Operation Anaconda was launched on March 1, 2002, in the Shah-i-Kot valley in southeastern Afghanistan south of Gardez, and it remains one of the largest U.S.-led offensives to occur in Iraq or Afghanistan since operations began in each country.
The massive operation took place over a seventy-square-mile area in extremely frigid temperatures that dropped to as low as fifteen degrees Fahrenheit at night in fighting positions that had to be established in mountains with altitudes higher than ten thousand feet. Well-trained Taliban fighters numbered in the hundreds, a considerably higher number than U.S. planners were aware of, and their tenacity as warriors was compounded by their intimate knowledge and mastery of the terrain.
“We were told to expect like a pocket of one hundred or so hard-core fighters, and everybody else would be local to the area. It was the other way around,” Crowder said. “There were big-wig hard-core fighters, hundreds of them. They were pretty smart about it; they were just waiting for us to come in.”
The mission, he said, “went south really fast.”
“We practiced going in at night, but when we got to the Shah-i-Kot valley for the mission, the sun had been out for about fifteen minutes; so we’re flying in over villages where there were people outside waving at us.”
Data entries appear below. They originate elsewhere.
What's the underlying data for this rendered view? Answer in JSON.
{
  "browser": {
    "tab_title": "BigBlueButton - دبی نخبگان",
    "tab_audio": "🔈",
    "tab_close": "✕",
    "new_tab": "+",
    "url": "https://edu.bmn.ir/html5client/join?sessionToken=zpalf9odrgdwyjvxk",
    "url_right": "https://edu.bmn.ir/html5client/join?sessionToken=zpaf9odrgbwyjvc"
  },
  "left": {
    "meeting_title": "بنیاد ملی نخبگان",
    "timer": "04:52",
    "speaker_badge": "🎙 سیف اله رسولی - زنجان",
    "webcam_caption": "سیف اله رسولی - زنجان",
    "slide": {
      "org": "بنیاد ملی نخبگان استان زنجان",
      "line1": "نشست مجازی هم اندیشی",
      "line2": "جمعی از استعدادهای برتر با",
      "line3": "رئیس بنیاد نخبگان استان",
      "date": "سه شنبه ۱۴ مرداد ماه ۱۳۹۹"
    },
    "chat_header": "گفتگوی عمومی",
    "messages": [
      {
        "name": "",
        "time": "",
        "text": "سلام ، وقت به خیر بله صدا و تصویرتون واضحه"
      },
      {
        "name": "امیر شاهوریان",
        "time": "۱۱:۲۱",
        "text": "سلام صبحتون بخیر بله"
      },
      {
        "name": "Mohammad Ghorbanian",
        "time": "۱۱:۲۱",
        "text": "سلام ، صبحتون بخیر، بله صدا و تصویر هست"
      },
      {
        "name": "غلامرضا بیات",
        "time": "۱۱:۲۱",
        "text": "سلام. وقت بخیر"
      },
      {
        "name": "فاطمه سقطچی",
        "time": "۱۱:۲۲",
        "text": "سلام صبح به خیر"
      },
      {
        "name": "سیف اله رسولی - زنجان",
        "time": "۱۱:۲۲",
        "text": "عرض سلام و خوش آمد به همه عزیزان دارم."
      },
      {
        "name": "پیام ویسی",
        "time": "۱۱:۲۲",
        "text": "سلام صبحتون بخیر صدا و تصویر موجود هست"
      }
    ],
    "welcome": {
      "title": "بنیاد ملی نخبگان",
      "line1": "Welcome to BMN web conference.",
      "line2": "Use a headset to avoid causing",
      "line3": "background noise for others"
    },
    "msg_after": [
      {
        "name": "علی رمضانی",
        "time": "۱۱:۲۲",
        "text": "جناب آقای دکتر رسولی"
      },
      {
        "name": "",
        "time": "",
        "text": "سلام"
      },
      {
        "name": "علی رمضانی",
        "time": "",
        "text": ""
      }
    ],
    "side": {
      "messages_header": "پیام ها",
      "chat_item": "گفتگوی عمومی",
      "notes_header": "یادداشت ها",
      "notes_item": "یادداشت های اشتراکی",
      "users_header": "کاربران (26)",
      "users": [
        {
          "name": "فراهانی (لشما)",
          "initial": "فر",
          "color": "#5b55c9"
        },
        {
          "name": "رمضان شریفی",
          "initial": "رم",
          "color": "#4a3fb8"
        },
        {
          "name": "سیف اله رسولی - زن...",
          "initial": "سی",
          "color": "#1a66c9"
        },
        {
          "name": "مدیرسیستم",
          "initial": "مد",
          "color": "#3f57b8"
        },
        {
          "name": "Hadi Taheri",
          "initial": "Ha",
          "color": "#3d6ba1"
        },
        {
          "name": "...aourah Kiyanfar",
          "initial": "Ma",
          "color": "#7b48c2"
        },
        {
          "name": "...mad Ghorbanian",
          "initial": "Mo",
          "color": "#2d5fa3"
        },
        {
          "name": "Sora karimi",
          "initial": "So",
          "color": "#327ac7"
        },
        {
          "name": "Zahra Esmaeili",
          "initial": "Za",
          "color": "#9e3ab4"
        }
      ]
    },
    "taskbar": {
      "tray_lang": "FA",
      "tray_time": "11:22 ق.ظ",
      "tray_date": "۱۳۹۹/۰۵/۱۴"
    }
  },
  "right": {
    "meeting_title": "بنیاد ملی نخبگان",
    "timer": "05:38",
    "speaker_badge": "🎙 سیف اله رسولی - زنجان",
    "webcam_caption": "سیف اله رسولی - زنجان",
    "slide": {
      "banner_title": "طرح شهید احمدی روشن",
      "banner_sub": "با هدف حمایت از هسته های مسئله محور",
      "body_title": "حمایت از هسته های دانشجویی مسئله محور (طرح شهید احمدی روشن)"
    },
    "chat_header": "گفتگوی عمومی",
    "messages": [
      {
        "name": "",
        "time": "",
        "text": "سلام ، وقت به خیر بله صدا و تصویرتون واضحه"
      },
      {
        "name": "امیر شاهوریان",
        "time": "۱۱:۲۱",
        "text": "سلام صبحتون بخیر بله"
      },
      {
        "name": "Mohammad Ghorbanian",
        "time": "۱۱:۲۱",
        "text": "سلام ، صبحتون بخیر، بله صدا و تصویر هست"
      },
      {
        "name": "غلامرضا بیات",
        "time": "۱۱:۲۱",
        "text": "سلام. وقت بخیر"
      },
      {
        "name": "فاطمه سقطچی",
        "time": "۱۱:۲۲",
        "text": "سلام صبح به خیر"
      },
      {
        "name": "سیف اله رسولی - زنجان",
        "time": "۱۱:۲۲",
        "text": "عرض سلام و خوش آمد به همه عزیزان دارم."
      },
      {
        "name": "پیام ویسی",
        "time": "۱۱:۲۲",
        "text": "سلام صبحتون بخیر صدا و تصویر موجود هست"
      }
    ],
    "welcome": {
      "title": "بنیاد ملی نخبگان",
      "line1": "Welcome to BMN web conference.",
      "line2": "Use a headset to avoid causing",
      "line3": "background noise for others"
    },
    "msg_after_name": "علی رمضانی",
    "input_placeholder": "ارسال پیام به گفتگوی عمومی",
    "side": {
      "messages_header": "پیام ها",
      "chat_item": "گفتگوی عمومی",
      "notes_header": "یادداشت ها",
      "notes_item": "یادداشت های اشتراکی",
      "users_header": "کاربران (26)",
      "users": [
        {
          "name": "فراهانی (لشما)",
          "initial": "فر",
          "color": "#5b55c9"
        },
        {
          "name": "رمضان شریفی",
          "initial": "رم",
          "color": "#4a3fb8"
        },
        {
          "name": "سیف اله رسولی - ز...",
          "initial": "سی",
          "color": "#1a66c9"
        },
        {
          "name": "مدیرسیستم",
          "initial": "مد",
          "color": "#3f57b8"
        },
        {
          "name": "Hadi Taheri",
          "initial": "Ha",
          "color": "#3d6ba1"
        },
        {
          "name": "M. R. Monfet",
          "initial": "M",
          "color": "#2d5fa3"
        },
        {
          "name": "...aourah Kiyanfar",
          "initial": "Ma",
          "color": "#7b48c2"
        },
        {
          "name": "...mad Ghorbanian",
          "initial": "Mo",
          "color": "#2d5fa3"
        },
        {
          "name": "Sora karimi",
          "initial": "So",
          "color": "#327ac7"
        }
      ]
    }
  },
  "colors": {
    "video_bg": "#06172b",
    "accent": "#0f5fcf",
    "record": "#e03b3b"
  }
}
He’s nervous, too, he said, because the helicopter flight is only his second one in country since the night of the crash. And the guy sitting next to him is the same one who sat next to him during the crash.
But Crowder had a lot more on his mind than helicopter crashes when he took that knee on the icy mountaintop, moving solely on instinct to put down the enemy fighter most willing to close with them on the landing zone.
While members of the pl
atoon engaged sporadic gunfire, firing the first live shots of their lives at human targets, Carracino was behind Crowder pulling his M24 rifle out of his bag and checking it over. Once organized and ready to move, the soldiers would march to a blocking position about five hundred meters up, even though it wasn’t the plan envisioned by the sniper team.
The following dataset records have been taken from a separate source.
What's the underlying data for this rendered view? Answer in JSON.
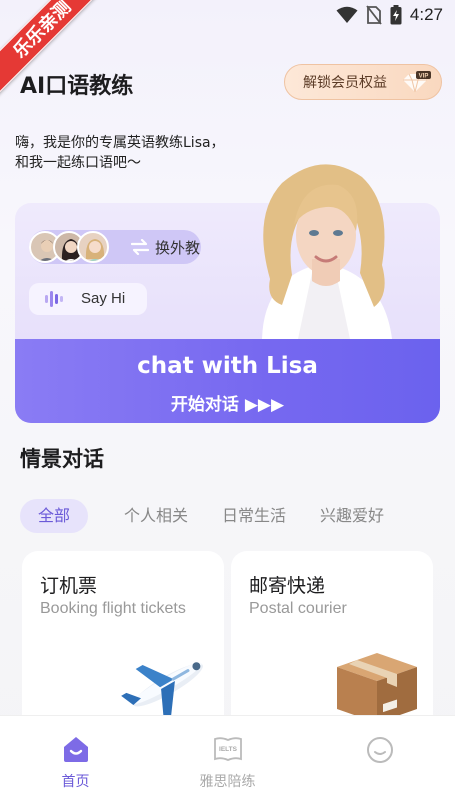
{
  "status_bar": {
    "time": "4:27"
  },
  "watermark": {
    "text": "乐乐亲测"
  },
  "header": {
    "title": "AI口语教练",
    "vip_button_label": "解锁会员权益",
    "vip_badge": "VIP"
  },
  "intro": {
    "line1": "嗨，我是你的专属英语教练Lisa，",
    "line2": "和我一起练口语吧～"
  },
  "coach_card": {
    "switch_label": "换外教",
    "say_hi": "Say Hi",
    "chat_title": "chat with Lisa",
    "start_label": "开始对话 ▶▶▶"
  },
  "scenario": {
    "title": "情景对话",
    "tabs": [
      "全部",
      "个人相关",
      "日常生活",
      "兴趣爱好"
    ],
    "cards": [
      {
        "title": "订机票",
        "subtitle": "Booking flight tickets",
        "icon": "airplane-icon"
      },
      {
        "title": "邮寄快递",
        "subtitle": "Postal courier",
        "icon": "package-icon"
      }
    ]
  },
  "bottom_nav": {
    "items": [
      {
        "label": "首页",
        "icon": "home-icon",
        "active": true
      },
      {
        "label": "雅思陪练",
        "icon": "ielts-book-icon",
        "active": false
      },
      {
        "label": "",
        "icon": "profile-face-icon",
        "active": false
      }
    ],
    "ielts_icon_text": "IELTS"
  },
  "colors": {
    "accent": "#6b5ad8",
    "card_gradient_start": "#8a7cf4",
    "card_gradient_end": "#6b62ee",
    "vip_bg": "#f9d8bf",
    "watermark_red": "#e53935"
  }
}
The wind was wickedly erratic, and there were close shots all around. Crowder was looking south toward an area where he’d heard rounds coming out every few seconds. What he saw was more than rocks and boulders staring back at him.
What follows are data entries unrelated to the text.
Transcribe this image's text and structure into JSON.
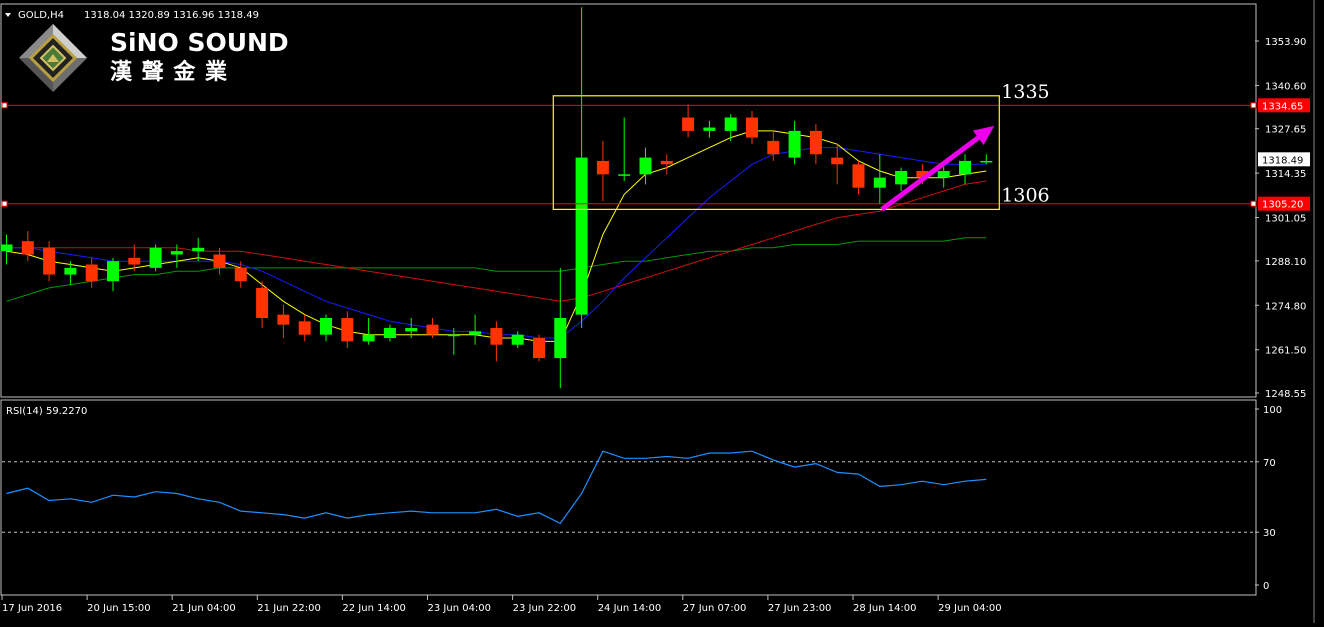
{
  "header": {
    "symbol": "GOLD,H4",
    "ohlc": "1318.04 1320.89 1316.96 1318.49"
  },
  "brand": {
    "name_en": "SiNO SOUND",
    "name_zh": "漢 聲 金 業"
  },
  "colors": {
    "bull": "#00FF00",
    "bear": "#FF3300",
    "ma_fast": "#FFFF00",
    "ma_mid": "#1a1aff",
    "ma_slow": "#CC1111",
    "ma_long": "#009900",
    "rsi": "#1E90FF",
    "hline": "#FF0000",
    "box": "#FFFF00",
    "arrow": "#EE00EE"
  },
  "chart_data": [
    {
      "type": "candlestick",
      "ylim": [
        1243.5,
        1364.0
      ],
      "yticks": [
        1353.9,
        1340.6,
        1327.65,
        1314.35,
        1301.05,
        1288.1,
        1274.8,
        1261.5,
        1248.55
      ],
      "xticks": [
        "17 Jun 2016",
        "20 Jun 15:00",
        "21 Jun 04:00",
        "21 Jun 22:00",
        "22 Jun 14:00",
        "23 Jun 04:00",
        "23 Jun 22:00",
        "24 Jun 14:00",
        "27 Jun 07:00",
        "27 Jun 23:00",
        "28 Jun 14:00",
        "29 Jun 04:00"
      ],
      "current_price": "1318.49",
      "hlines": [
        {
          "value": 1334.65,
          "label": "1334.65"
        },
        {
          "value": 1305.2,
          "label": "1305.20"
        }
      ],
      "annotations": [
        {
          "text": "1335",
          "value": 1337.5
        },
        {
          "text": "1306",
          "value": 1306.5
        }
      ],
      "box": {
        "from_index": 26,
        "to_index": 46,
        "top": 1337.5,
        "bottom": 1303.5
      },
      "arrow": {
        "from_index": 41,
        "from_value": 1303.5,
        "to_index": 46,
        "to_value": 1328.5
      },
      "candles": [
        {
          "o": 1291,
          "h": 1296,
          "l": 1287,
          "c": 1293
        },
        {
          "o": 1294,
          "h": 1297,
          "l": 1288,
          "c": 1290
        },
        {
          "o": 1292,
          "h": 1294,
          "l": 1282,
          "c": 1284
        },
        {
          "o": 1284,
          "h": 1288,
          "l": 1281,
          "c": 1286
        },
        {
          "o": 1287,
          "h": 1289,
          "l": 1280,
          "c": 1282
        },
        {
          "o": 1282,
          "h": 1289,
          "l": 1279,
          "c": 1288
        },
        {
          "o": 1289,
          "h": 1293,
          "l": 1285,
          "c": 1287
        },
        {
          "o": 1286,
          "h": 1293,
          "l": 1285,
          "c": 1292
        },
        {
          "o": 1290,
          "h": 1293,
          "l": 1286,
          "c": 1291
        },
        {
          "o": 1291,
          "h": 1295,
          "l": 1288,
          "c": 1292
        },
        {
          "o": 1290,
          "h": 1292,
          "l": 1284,
          "c": 1286
        },
        {
          "o": 1286,
          "h": 1288,
          "l": 1280,
          "c": 1282
        },
        {
          "o": 1280,
          "h": 1282,
          "l": 1268,
          "c": 1271
        },
        {
          "o": 1272,
          "h": 1275,
          "l": 1265,
          "c": 1269
        },
        {
          "o": 1270,
          "h": 1272,
          "l": 1264,
          "c": 1266
        },
        {
          "o": 1266,
          "h": 1272,
          "l": 1264,
          "c": 1271
        },
        {
          "o": 1271,
          "h": 1273,
          "l": 1262,
          "c": 1264
        },
        {
          "o": 1264,
          "h": 1271,
          "l": 1263,
          "c": 1266
        },
        {
          "o": 1265,
          "h": 1269,
          "l": 1264,
          "c": 1268
        },
        {
          "o": 1267,
          "h": 1271,
          "l": 1265,
          "c": 1268
        },
        {
          "o": 1269,
          "h": 1271,
          "l": 1265,
          "c": 1266
        },
        {
          "o": 1266,
          "h": 1268,
          "l": 1260,
          "c": 1266
        },
        {
          "o": 1266,
          "h": 1272,
          "l": 1263,
          "c": 1267
        },
        {
          "o": 1268,
          "h": 1270,
          "l": 1258,
          "c": 1263
        },
        {
          "o": 1263,
          "h": 1267,
          "l": 1262,
          "c": 1266
        },
        {
          "o": 1265,
          "h": 1266,
          "l": 1258,
          "c": 1259
        },
        {
          "o": 1259,
          "h": 1286,
          "l": 1250,
          "c": 1271
        },
        {
          "o": 1272,
          "h": 1364,
          "l": 1268,
          "c": 1319
        },
        {
          "o": 1318,
          "h": 1324,
          "l": 1306,
          "c": 1314
        },
        {
          "o": 1314,
          "h": 1331,
          "l": 1312,
          "c": 1314
        },
        {
          "o": 1314,
          "h": 1322,
          "l": 1311,
          "c": 1319
        },
        {
          "o": 1318,
          "h": 1320,
          "l": 1314,
          "c": 1317
        },
        {
          "o": 1331,
          "h": 1335,
          "l": 1325,
          "c": 1327
        },
        {
          "o": 1327,
          "h": 1330,
          "l": 1325,
          "c": 1328
        },
        {
          "o": 1327,
          "h": 1332,
          "l": 1324,
          "c": 1331
        },
        {
          "o": 1331,
          "h": 1333,
          "l": 1323,
          "c": 1325
        },
        {
          "o": 1324,
          "h": 1327,
          "l": 1318,
          "c": 1320
        },
        {
          "o": 1319,
          "h": 1330,
          "l": 1317,
          "c": 1327
        },
        {
          "o": 1327,
          "h": 1329,
          "l": 1317,
          "c": 1320
        },
        {
          "o": 1319,
          "h": 1323,
          "l": 1311,
          "c": 1317
        },
        {
          "o": 1317,
          "h": 1318,
          "l": 1308,
          "c": 1310
        },
        {
          "o": 1310,
          "h": 1320,
          "l": 1305,
          "c": 1313
        },
        {
          "o": 1311,
          "h": 1316,
          "l": 1309,
          "c": 1315
        },
        {
          "o": 1315,
          "h": 1317,
          "l": 1311,
          "c": 1313
        },
        {
          "o": 1313,
          "h": 1318,
          "l": 1310,
          "c": 1315
        },
        {
          "o": 1314,
          "h": 1320,
          "l": 1311,
          "c": 1318
        },
        {
          "o": 1318,
          "h": 1320,
          "l": 1317,
          "c": 1318
        }
      ],
      "ma_fast": [
        1291,
        1290,
        1288,
        1287,
        1286,
        1285,
        1286,
        1287,
        1288,
        1289,
        1288,
        1286,
        1281,
        1276,
        1272,
        1269,
        1267,
        1266,
        1266,
        1266,
        1266,
        1266,
        1266,
        1265,
        1265,
        1264,
        1264,
        1278,
        1296,
        1308,
        1314,
        1316,
        1319,
        1322,
        1325,
        1327,
        1327,
        1326,
        1325,
        1323,
        1318,
        1315,
        1313,
        1313,
        1313,
        1314,
        1315
      ],
      "ma_mid": [
        1292,
        1292,
        1291,
        1290,
        1289,
        1288,
        1288,
        1288,
        1288,
        1288,
        1288,
        1287,
        1285,
        1282,
        1279,
        1276,
        1274,
        1272,
        1270,
        1269,
        1268,
        1267,
        1267,
        1266,
        1266,
        1265,
        1265,
        1270,
        1276,
        1283,
        1289,
        1295,
        1301,
        1307,
        1312,
        1317,
        1320,
        1321,
        1322,
        1322,
        1321,
        1320,
        1319,
        1318,
        1317,
        1317,
        1317
      ],
      "ma_slow": [
        1292,
        1292,
        1292,
        1292,
        1292,
        1292,
        1292,
        1292,
        1292,
        1291,
        1291,
        1291,
        1290,
        1289,
        1288,
        1287,
        1286,
        1285,
        1284,
        1283,
        1282,
        1281,
        1280,
        1279,
        1278,
        1277,
        1276,
        1277,
        1279,
        1281,
        1283,
        1285,
        1287,
        1289,
        1291,
        1293,
        1295,
        1297,
        1299,
        1301,
        1302,
        1303,
        1305,
        1307,
        1309,
        1311,
        1312
      ],
      "ma_long": [
        1276,
        1278,
        1280,
        1281,
        1282,
        1283,
        1284,
        1284,
        1285,
        1285,
        1286,
        1286,
        1286,
        1286,
        1286,
        1286,
        1286,
        1286,
        1286,
        1286,
        1286,
        1286,
        1286,
        1285,
        1285,
        1285,
        1285,
        1286,
        1287,
        1288,
        1288,
        1289,
        1290,
        1291,
        1291,
        1292,
        1292,
        1293,
        1293,
        1293,
        1294,
        1294,
        1294,
        1294,
        1294,
        1295,
        1295
      ]
    },
    {
      "type": "line",
      "title": "RSI(14) 59.2270",
      "ylim": [
        -5,
        100
      ],
      "yticks": [
        100,
        70,
        30,
        0
      ],
      "levels": [
        70,
        30
      ],
      "values": [
        52,
        55,
        48,
        49,
        47,
        51,
        50,
        53,
        52,
        49,
        47,
        42,
        41,
        40,
        38,
        41,
        38,
        40,
        41,
        42,
        41,
        41,
        41,
        43,
        39,
        41,
        35,
        52,
        76,
        72,
        72,
        73,
        72,
        75,
        75,
        76,
        71,
        67,
        69,
        64,
        63,
        56,
        57,
        59,
        57,
        59,
        60
      ]
    }
  ]
}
“I saw an Afghani wearing like a pizza hat, those hats that are rolled up. At first I second-guessed myself because it was all boulders and rocks, I didn’t know if it was the guy or not. Jason asked if I had something,” Crowder recalled. “I could see more than half the guy and I thought, ‘That’s kinda dumb,’ but then I thought, ‘He’s probably not alone.’”
With his M4 trained on the pizza-hatted shooter, Crowder took him on. “I put my red dot on him, acquired him as a target. I shot him twice, saw my rounds impact, and it kind of knocked him for a loop for a little bit, but he didn’t actually ever go down. He kind of recomposed himself and continued moving forward. So I took another few seconds, went through my breathing pattern one more time and slowed down and shot again.”
This time he had adjusted his hold from the enemy’s high chest area and beamed his lethal red dot on the man’s nose, squeezing the trigger that scored the kill.
“I saw it hit right on the base where the neck and the chest meet, and he went down. It was probably like 125 or 150 meters,” Crowder said, speculating that the Afghani hadn’t seen him because, as he points out himself, “I’m not a very tall man” and can easily disappear behind a boulder. But he may have seen Carracino, who is almost six feet tall, and the other platoon members behind him.